The one-target advantage (OTA) refers to faster execution of single-target movements compared to the same movement embedded in a two-target reaching sequence. While well documented in younger adults, little is known about OTA in older adults with age-related motor changes. This study examined whether augmented sensory feedback modulates goal-directed aiming during the OTA paradigm.
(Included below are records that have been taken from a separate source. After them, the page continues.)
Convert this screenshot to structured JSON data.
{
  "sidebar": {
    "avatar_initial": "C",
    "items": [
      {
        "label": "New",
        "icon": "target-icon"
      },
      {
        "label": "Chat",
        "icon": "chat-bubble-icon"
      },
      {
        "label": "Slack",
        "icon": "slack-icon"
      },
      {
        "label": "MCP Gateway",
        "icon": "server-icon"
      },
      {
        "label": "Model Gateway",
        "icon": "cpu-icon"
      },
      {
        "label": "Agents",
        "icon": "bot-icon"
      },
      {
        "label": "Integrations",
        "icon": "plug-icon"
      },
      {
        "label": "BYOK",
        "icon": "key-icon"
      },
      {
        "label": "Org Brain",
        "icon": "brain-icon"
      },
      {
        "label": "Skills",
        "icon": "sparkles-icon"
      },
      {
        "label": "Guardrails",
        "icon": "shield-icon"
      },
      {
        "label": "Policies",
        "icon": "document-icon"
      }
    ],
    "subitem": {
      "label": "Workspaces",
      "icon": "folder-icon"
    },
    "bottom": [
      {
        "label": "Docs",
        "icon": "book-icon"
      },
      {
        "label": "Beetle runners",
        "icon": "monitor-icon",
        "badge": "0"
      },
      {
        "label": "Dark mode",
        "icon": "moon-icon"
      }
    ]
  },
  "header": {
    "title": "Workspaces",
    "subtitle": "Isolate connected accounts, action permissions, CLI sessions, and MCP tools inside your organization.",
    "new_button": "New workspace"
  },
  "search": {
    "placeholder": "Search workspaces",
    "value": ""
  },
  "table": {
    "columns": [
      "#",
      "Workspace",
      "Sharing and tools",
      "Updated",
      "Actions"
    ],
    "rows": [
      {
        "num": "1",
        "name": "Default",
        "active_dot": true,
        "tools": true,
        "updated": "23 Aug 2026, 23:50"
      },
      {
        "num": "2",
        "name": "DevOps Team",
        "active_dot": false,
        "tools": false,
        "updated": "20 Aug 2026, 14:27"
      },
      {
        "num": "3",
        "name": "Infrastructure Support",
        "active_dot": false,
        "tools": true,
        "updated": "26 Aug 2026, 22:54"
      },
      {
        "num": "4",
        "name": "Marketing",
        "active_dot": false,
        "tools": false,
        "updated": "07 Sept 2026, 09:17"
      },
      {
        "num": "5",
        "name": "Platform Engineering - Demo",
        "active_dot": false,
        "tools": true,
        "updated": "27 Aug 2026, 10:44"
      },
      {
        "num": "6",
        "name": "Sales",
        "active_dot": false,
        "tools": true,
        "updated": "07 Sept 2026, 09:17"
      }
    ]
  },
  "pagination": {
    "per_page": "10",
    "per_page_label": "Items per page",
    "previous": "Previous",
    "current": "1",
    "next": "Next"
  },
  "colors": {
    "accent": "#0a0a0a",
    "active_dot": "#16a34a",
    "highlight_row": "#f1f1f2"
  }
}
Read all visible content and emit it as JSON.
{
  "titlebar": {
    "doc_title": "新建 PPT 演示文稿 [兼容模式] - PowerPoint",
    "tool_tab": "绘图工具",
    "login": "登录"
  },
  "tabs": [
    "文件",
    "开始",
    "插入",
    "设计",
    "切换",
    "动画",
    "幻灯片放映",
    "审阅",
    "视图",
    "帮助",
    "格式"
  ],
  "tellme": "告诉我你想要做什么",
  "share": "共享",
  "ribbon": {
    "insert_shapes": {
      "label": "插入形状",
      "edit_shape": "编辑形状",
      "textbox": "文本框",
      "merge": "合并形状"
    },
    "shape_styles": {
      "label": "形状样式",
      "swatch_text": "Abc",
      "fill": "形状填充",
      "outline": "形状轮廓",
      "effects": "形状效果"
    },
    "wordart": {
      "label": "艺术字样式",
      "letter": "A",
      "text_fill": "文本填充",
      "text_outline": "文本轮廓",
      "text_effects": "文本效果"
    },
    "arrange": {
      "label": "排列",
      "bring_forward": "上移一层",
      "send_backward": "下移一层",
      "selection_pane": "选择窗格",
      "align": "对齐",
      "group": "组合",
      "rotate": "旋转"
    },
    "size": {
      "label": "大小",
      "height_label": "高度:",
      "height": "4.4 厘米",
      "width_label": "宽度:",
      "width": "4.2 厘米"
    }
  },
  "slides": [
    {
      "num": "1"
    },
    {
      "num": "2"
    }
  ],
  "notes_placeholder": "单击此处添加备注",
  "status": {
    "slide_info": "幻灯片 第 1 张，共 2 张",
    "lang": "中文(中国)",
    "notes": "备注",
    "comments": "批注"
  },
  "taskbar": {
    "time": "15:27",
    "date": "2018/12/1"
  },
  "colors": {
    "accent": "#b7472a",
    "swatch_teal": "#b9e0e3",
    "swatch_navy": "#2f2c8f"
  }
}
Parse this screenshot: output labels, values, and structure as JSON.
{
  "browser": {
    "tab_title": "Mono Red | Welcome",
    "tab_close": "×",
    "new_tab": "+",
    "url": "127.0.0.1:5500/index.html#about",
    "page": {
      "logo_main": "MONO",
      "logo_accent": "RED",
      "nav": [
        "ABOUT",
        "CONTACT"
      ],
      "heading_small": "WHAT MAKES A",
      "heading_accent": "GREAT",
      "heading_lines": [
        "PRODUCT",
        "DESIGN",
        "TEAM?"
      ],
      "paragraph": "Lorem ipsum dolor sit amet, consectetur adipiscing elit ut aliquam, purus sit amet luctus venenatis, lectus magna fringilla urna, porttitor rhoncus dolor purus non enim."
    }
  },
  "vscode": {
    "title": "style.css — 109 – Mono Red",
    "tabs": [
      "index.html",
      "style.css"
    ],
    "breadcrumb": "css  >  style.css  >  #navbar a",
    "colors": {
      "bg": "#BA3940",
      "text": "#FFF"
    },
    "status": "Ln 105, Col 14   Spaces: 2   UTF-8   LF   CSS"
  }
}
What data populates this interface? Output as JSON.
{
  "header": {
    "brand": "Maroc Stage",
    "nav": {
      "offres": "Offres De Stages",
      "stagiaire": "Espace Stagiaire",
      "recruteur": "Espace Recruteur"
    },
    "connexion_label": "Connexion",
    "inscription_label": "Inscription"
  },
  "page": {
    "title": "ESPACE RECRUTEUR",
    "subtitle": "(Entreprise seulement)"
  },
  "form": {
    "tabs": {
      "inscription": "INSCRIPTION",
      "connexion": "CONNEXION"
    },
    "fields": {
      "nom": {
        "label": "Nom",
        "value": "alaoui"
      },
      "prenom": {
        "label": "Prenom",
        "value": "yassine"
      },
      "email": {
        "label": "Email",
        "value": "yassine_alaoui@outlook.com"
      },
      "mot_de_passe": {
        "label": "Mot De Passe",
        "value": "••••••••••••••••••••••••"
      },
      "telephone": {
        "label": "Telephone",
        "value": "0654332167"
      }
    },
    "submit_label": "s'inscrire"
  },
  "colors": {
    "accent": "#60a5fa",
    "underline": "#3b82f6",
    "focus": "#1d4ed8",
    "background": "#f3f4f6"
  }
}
Thirty right-handed participants (15 younger, 15 older adults) performed one- and two-target aiming tasks under vibrotactile (VT), auditory (A), and no-feedback (NF) conditions. Results showed that reaction time was shorter in the two-target task than in the one-target task under VT feedback (p = .002). Older adults demonstrated significantly shorter movement times with VT than with NF. Older adults showed greater undershooting in the two-target task under NF, which was reduced with VT feedback (p = .011). Additionally, older adults typically spent longer in the time after peak velocity, but VT feedback significantly reduced this duration. Overall, VT feedback improved both temporal and spatial measures, particularly for older adults. Auditory feedback showed limited effects, influencing only TAPV1 (p = .036). Together, these results highlight the potential of VT feedback to mitigate age-related motor performance declines.